Statistical methods, particularly synthpop, demonstrate superior robustness and utility preservation for synthetic tabular data compared with deep learning approaches. Copula methods show potential but face limitations with integer variables. Deep Learning methods underperform in this context. Overall, these findings underscore the dominance of statistical methods for synthetic data generation for tabular data, while highlighting the niche potential of deep learning approaches for highly complex datasets, provided adequate resources and tuning.
生成对抗网络和大语言模型(LLMs)的最新进展显著推动了医学数据的合成与增强。这些以及其他基于深度学习的方法为生成高质量、逼真的数据集提供了有前景的潜力,这些数据集对于改善医疗保健中的机器学习应用至关重要,特别是在数据隐私和可用性成为限制因素的情况下。然而,在准确捕捉医学数据集中固有的复杂关联方面仍存在挑战。

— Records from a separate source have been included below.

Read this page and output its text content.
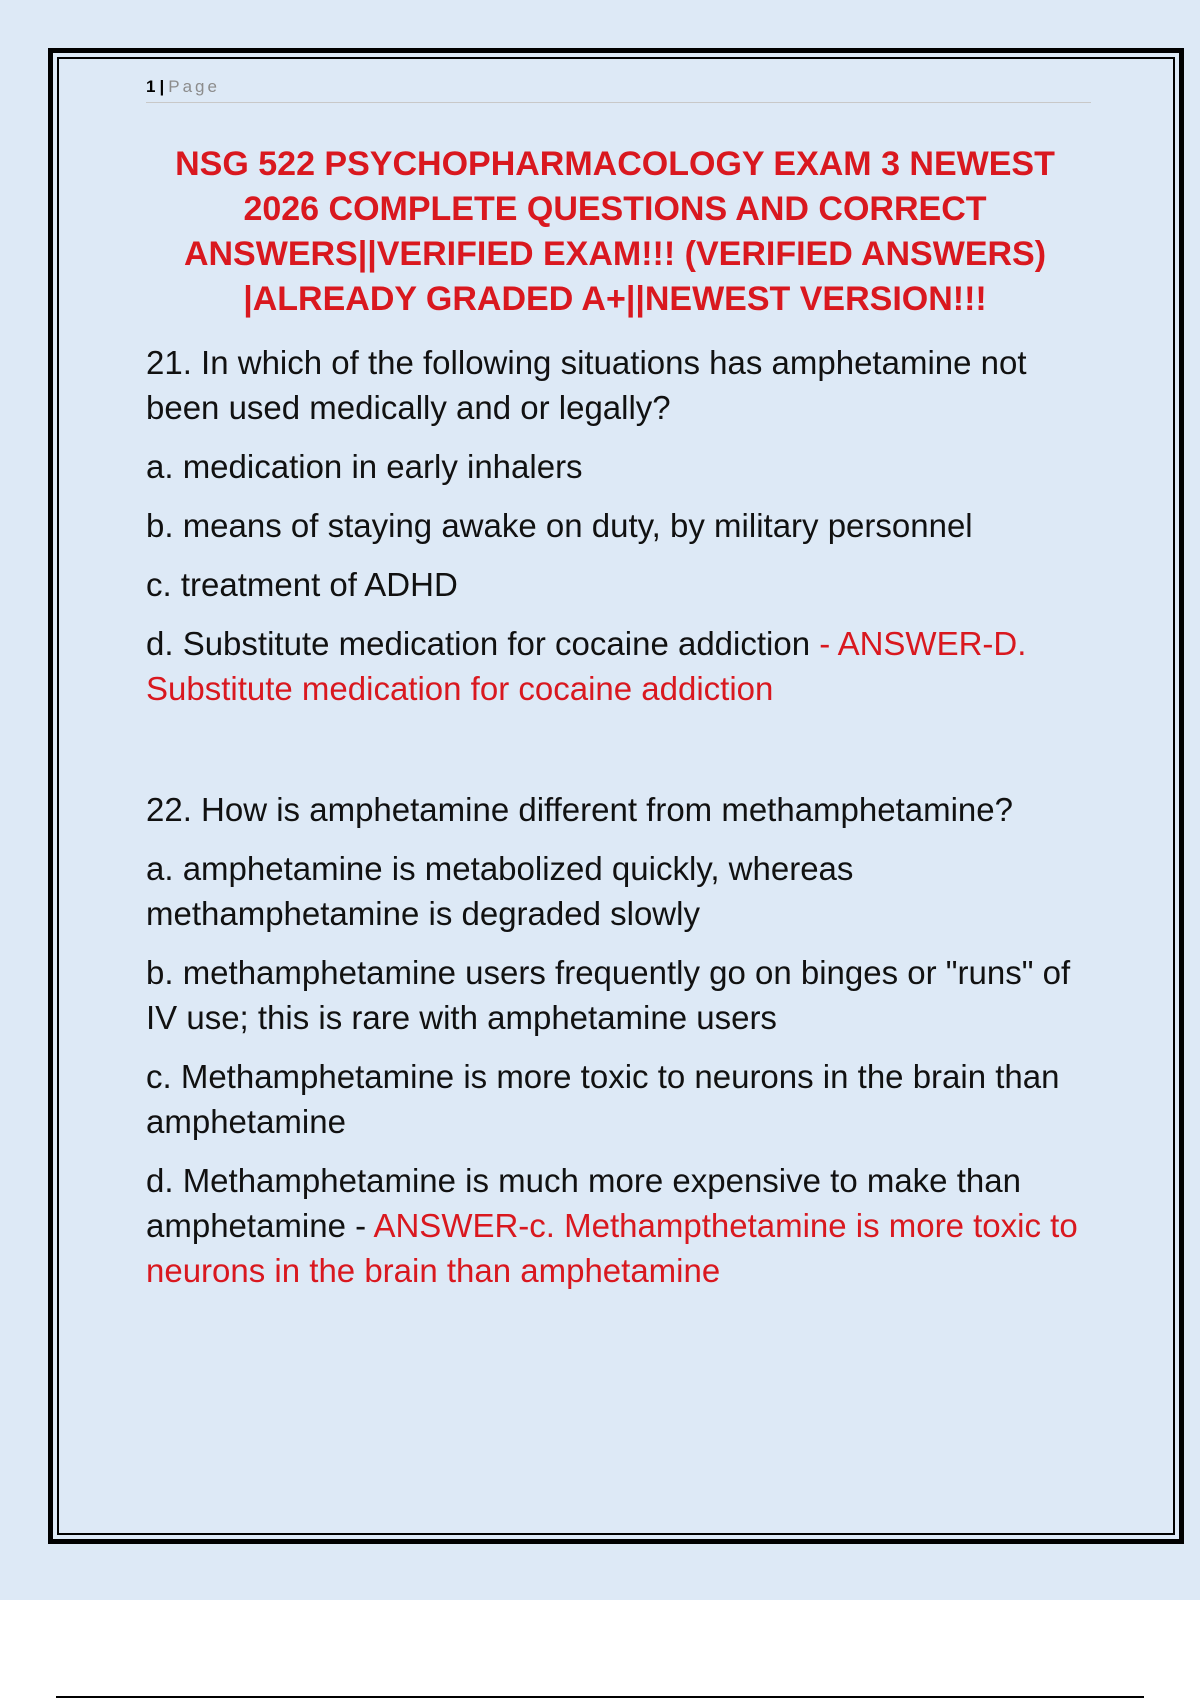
1 | Page
NSG 522 PSYCHOPHARMACOLOGY EXAM 3 NEWEST 2026 COMPLETE QUESTIONS AND CORRECT ANSWERS||VERIFIED EXAM!!! (VERIFIED ANSWERS) |ALREADY GRADED A+||NEWEST VERSION!!!

21. In which of the following situations has amphetamine not been used medically and or legally?

a. medication in early inhalers

b. means of staying awake on duty, by military personnel

c. treatment of ADHD

d. Substitute medication for cocaine addiction - ANSWER-D. Substitute medication for cocaine addiction

22. How is amphetamine different from methamphetamine?

a. amphetamine is metabolized quickly, whereas methamphetamine is degraded slowly

b. methamphetamine users frequently go on binges or "runs" of IV use; this is rare with amphetamine users

c. Methamphetamine is more toxic to neurons in the brain than amphetamine

d. Methamphetamine is much more expensive to make than amphetamine - ANSWER-c. Methampthetamine is more toxic to neurons in the brain than amphetamine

本研究评估了各种合成数据生成(SDG)方法在复制真实医学数据集中固有相关结构方面的有效性。此外,以随机森林(RFs)作为基准模型,研究了它们在下游任务中的性能。为了进行全面分析,还考虑了诸如极端梯度提升和门控加法树集成等替代模型。我们比较了以下SDG方法:R语言中的合成总体(synthpop)、copula、copulagan、条件表格生成对抗网络(ctgan)、表格变分自编码器(tvae)以及用于大语言模型的tabula。
我们使用真实世界和模拟数据集评估合成数据生成方法。模拟数据由10个高斯变量和1个具有不同相关结构的二元目标变量组成,通过乔列斯基分解生成。真实世界数据集包括用于健康分类的有13393个样本的身体性能数据集、用于肿瘤诊断的有569个样本的威斯康星乳腺癌数据集以及用于糖尿病预测的有768个样本的糖尿病数据集。通过比较相关矩阵、用于一般效用的倾向得分均方误差(pMSE)以及作为特定效用指标的下游任务的F分数来评估数据质量,其中使用合成数据进行训练并在真实数据上进行测试。
我们的模拟研究以及真实世界数据分析表明,统计方法copula和synthpop在各种样本大小和相关复杂性方面始终优于深度学习方法,其中synthpop最为有效。深度学习方法,包括大型大语言模型,表现参差不齐,特别是在较小数据集或训练轮次有限的情况下。大语言模型通常难以有效复制数值依赖性。相比之下,经过10000个轮次训练的tvae等方法表现相当不错。在身体性能数据集上,copulagan在pMSE方面取得了最佳性能。结果还突出表明,模型效用更多地取决于特征与目标变量之间的相对相关性,而不是相关矩阵差异的绝对大小。
与深度学习方法相比,统计方法,特别是synthpop,在合成表格数据方面表现出卓越的稳健性和效用保持性。Copula方法显示出潜力,但在处理整数变量时存在局限性。在这种情况下,深度学习方法表现不佳。总体而言,这些发现强调了统计方法在表格数据合成数据生成中的主导地位,同时突出了深度学习方法在有足够资源和调整的情况下对高度复杂数据集的利基潜力。